Disraeli in a famous passage in a speech delivered at the Free Trade Hall in Manchester in April 1872 said of Gladstone’s Cabinet, in office for a bit over three years:
“As I sat opposite the Treasury Bench the ministers reminded me of one of those marine landscapes not very unusual on the coasts of South America. You behold a range of exhausted volcanoes. Not a flame flickers on a single pallid crest. But the situation is still dangerous. There are occasional earthquakes, and ever and anon the dark rumbling of the sea.”
What is one to say of May’s Cabinet? Most of them look exhausted, but it is hard to imagine they were ever particularly volcanic. As they listened with despondent politeness to the clichés and evasions which poured, not quite as fluently but just as doggedly as usual, from their leader’s contorted mouth, one was reminded of a staff outing which everyone now bitterly regrets agreeing to go on, but no one can see a way of getting out of.
The most visible members of the party – there were others just out of shot – were David Mundell, David Lidington, Steve Barclay, Amber Rudd, Jeremy Hunt, Greg Clark, Penny Mordaunt and Sajid Javid.
Except for a moment or two when Hunt muttered a joke to Rudd, not a flame flickered on a single pallid crest. A weary glumness was the prevailing mood, with Mundell perhaps the unhappiest of them all.
Fortunately for May, Corbyn is no Disraeli. He plugged away, but gave her too much time to think, and buried his best lines in superfluous ones. He remarked that the Chancellor of the Exchequer, who usually sits beside the Prime Minister, was not present, though many of the exchanges were about the gloomy forecasts just issued by the Treasury.
From the Conservative benches, no one really went for May. It is possible they felt they had overdone it when they attacked her on Monday, and were now ashamed of themselves for trying to bully her.

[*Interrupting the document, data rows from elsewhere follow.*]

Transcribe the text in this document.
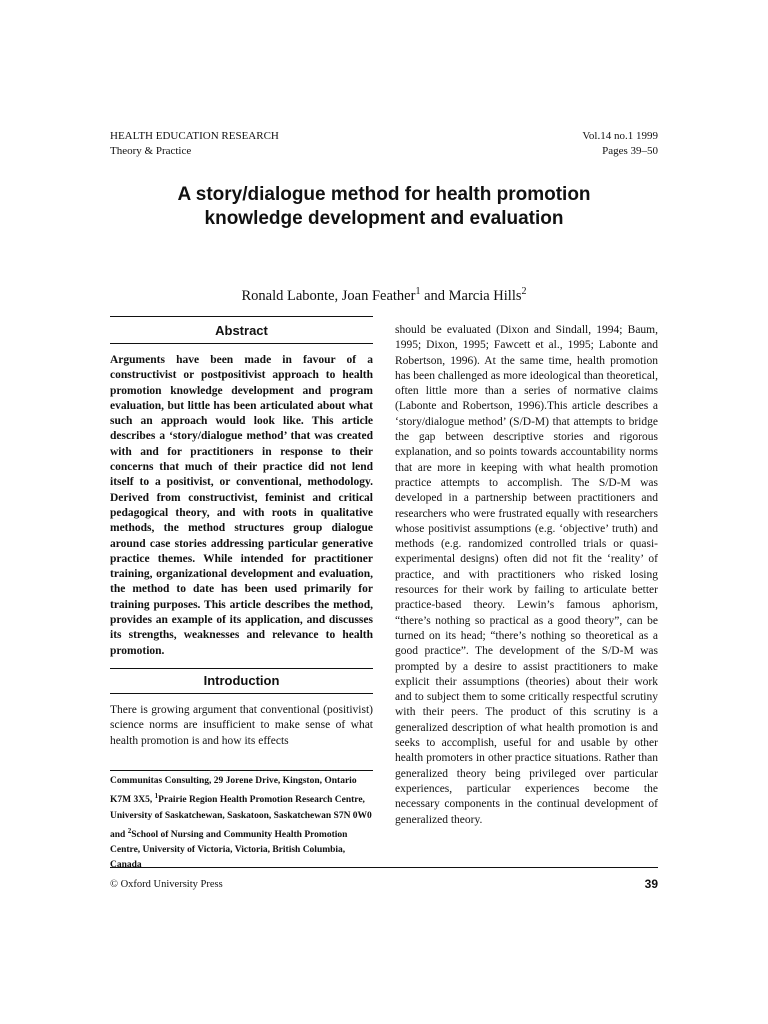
HEALTH EDUCATION RESEARCH
Theory & Practice
Vol.14 no.1 1999
Pages 39–50
A story/dialogue method for health promotion
knowledge development and evaluation
Ronald Labonte, Joan Feather$^1$ and Marcia Hills$^2$
Abstract

Arguments have been made in favour of a constructivist or postpositivist approach to health promotion knowledge development and program evaluation, but little has been articulated about what such an approach would look like. This article describes a ‘story/dialogue method’ that was created with and for practitioners in response to their concerns that much of their practice did not lend itself to a positivist, or conventional, methodology. Derived from constructivist, feminist and critical pedagogical theory, and with roots in qualitative methods, the method structures group dialogue around case stories addressing particular generative practice themes. While intended for practitioner training, organizational development and evaluation, the method to date has been used primarily for training purposes. This article describes the method, provides an example of its application, and discusses its strengths, weaknesses and relevance to health promotion.

Introduction

There is growing argument that conventional (positivist) science norms are insufficient to make sense of what health promotion is and how its effects

Communitas Consulting, 29 Jorene Drive, Kingston, Ontario K7M 3X5, $^1$Prairie Region Health Promotion Research Centre, University of Saskatchewan, Saskatoon, Saskatchewan S7N 0W0 and $^2$School of Nursing and Community Health Promotion Centre, University of Victoria, Victoria, British Columbia, Canada

should be evaluated (Dixon and Sindall, 1994; Baum, 1995; Dixon, 1995; Fawcett et al., 1995; Labonte and Robertson, 1996). At the same time, health promotion has been challenged as more ideological than theoretical, often little more than a series of normative claims (Labonte and Robertson, 1996).This article describes a ‘story/dialogue method’ (S/D-M) that attempts to bridge the gap between descriptive stories and rigorous explanation, and so points towards accountability norms that are more in keeping with what health promotion practice attempts to accomplish. The S/D-M was developed in a partnership between practitioners and researchers who were frustrated equally with researchers whose positivist assumptions (e.g. ‘objective’ truth) and methods (e.g. randomized controlled trials or quasi-experimental designs) often did not fit the ‘reality’ of practice, and with practitioners who risked losing resources for their work by failing to articulate better practice-based theory. Lewin’s famous aphorism, “there’s nothing so practical as a good theory”, can be turned on its head; “there’s nothing so theoretical as a good practice”. The development of the S/D-M was prompted by a desire to assist practitioners to make explicit their assumptions (theories) about their work and to subject them to some critically respectful scrutiny with their peers. The product of this scrutiny is a generalized description of what health promotion is and seeks to accomplish, useful for and usable by other health promoters in other practice situations. Rather than generalized theory being privileged over particular experiences, particular experiences become the necessary components in the continual development of generalized theory.

© Oxford University Press	39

Can it be that the Tory tribe is slowly deciding, with intense and gloomy reluctance, that it can only survive by sticking together? “There is an exit from the backstop,” the Prime Minister was saying, “but we don’t want the backstop to be invoked in the first place,”
No one from her side of the House really took issue with her about that crucial question. Perhaps they are keeping their powder dry for the days of debate which will unfold before the so-called Meaningful Vote. But perhaps, just perhaps, they are starting to think that defenestrating her would be even worse than going on listening to her.